Interesting… they pay for your birth control (even now?) How much more do they pay for? Many parents feel that if they are still paying for everything, then you are still a child in their eyes. This is the hard part of many college students. You live a complete adult life except with your parents. This is what I mean having a calm and mature conversation with them. Be up front with your feelings…. but don’t talk about your feelings; don’t say, “mom and dad, I feel like…” Say almost anything other than that because your feelings don’t mean anything to them; your still a child and they know better. It’s your job to talk them calmly as an adult and let them know where you are coming from. It’s time for you to start setting your own boundaries that they can respect. I’m glad you don’t want to sneak around their back, that really would not serve you in this case.
Your free white and 21 do what u want. None of these could be true other than you are free. If it is your money I don’t understand why you would ask permission from anyone. The free white and 21 came from an old man that was giving me advice when I was 18. I thought it was funny and meaningful, that old man was telling me do what u want, ur a grown man, but you are responcible for your actions.
Yeah I feel that still feel as though they own me because they pay for my education. And that is their biggest treat is to take that away. It is just extremely frustrating.
Laxgurl080… I am in the exact same situation that you are (hence why i went to this site to seek advice). Except, I want to drive to see my boyfriend and I am taking my best friend, who is considered family to my parents. I mean, I know that telling you my situation isn’t neccessarily advice, however, I hope it helps to know that you’re not alone.
An Undisclosed Location | 1 month, 3 weeks ago (4 hours, 58 minutes after post)

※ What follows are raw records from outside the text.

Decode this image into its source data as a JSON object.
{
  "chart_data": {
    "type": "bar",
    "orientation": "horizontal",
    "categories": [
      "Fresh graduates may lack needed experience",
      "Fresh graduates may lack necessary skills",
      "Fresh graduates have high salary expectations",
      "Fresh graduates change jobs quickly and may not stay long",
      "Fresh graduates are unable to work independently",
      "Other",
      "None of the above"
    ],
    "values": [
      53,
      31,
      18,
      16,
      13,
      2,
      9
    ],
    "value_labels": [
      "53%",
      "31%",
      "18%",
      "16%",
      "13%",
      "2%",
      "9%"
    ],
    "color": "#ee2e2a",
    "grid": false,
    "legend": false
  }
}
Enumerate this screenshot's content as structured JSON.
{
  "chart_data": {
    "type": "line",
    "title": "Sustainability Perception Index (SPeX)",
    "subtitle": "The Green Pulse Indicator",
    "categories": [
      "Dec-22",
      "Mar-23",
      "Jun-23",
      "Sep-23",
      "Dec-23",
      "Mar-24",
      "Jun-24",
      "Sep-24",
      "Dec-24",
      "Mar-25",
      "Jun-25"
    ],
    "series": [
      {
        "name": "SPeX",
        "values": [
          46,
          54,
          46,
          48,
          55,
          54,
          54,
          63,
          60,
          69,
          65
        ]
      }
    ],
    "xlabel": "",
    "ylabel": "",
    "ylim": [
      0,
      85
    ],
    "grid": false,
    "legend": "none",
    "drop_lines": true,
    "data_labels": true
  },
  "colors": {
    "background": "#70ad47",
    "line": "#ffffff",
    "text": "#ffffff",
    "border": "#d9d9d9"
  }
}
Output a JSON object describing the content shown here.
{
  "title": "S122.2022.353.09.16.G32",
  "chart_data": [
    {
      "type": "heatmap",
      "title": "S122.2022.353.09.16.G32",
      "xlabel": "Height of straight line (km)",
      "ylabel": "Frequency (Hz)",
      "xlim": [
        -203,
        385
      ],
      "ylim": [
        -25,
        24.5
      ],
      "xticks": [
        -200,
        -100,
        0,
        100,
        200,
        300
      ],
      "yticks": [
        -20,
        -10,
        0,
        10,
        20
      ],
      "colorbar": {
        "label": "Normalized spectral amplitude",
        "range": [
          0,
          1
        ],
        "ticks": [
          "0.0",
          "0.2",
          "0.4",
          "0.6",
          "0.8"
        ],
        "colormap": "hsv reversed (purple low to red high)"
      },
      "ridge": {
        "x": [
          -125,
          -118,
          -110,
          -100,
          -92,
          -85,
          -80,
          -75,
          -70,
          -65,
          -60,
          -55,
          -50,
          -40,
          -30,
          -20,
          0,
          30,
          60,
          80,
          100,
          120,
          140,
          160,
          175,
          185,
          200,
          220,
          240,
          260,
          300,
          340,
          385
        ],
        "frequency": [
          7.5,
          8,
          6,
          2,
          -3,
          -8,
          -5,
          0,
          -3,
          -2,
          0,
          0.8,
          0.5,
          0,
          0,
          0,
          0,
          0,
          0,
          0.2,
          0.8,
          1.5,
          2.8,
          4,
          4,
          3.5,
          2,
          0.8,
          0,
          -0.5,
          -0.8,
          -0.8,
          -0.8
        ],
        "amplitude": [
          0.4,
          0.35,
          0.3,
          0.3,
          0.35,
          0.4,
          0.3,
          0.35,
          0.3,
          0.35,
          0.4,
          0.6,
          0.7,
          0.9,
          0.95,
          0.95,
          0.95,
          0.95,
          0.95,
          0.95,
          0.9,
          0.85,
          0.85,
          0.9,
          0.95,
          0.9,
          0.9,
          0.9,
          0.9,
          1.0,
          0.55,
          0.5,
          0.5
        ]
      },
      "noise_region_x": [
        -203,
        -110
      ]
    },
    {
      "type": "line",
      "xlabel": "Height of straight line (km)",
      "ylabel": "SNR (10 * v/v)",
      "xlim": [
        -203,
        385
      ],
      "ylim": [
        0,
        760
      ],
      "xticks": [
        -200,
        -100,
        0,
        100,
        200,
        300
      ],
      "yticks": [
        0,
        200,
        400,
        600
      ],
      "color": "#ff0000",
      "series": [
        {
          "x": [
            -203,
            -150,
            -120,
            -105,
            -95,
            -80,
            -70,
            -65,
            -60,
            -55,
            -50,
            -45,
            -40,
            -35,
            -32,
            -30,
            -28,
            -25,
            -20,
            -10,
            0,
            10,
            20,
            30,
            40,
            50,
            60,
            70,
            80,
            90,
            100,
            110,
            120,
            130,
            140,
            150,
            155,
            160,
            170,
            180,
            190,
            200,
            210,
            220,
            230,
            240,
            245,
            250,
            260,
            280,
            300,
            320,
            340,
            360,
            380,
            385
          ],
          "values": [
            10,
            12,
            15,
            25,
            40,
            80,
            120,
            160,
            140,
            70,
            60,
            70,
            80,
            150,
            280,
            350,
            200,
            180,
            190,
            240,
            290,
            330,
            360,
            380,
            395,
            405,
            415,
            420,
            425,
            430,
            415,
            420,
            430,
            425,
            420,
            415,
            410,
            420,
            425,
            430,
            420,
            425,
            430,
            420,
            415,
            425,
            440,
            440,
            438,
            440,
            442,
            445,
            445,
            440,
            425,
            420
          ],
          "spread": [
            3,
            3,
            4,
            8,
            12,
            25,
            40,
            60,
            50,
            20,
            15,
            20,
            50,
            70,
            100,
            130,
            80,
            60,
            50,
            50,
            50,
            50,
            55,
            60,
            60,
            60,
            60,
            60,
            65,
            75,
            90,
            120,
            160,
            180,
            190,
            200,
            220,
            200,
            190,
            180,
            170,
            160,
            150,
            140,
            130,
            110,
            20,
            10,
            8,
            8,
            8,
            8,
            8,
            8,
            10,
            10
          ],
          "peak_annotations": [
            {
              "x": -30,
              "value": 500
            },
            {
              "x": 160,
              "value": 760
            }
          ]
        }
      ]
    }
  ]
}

I think from a parents perspective, since they are paying for your schooling, they don’t want to see anything get in the way of your education. They are clearly aware that a love relationship could do just that. They want to see you on your own, before you enter right into a living relationship with a guy (even if they love the guy, they want you to wait at least till you graduate with your degree). They hold the purse strings and that is a heavy threat, but also an unreasonable one. You could do school all by yourself, and go into debt with student loans… you could get a job to support your living arrangements. You can talk to them about all this, it just depends how much you want to see this guy and how much you are willing to pay for it.
youre in college, who cares what they say. do what you want, its your life.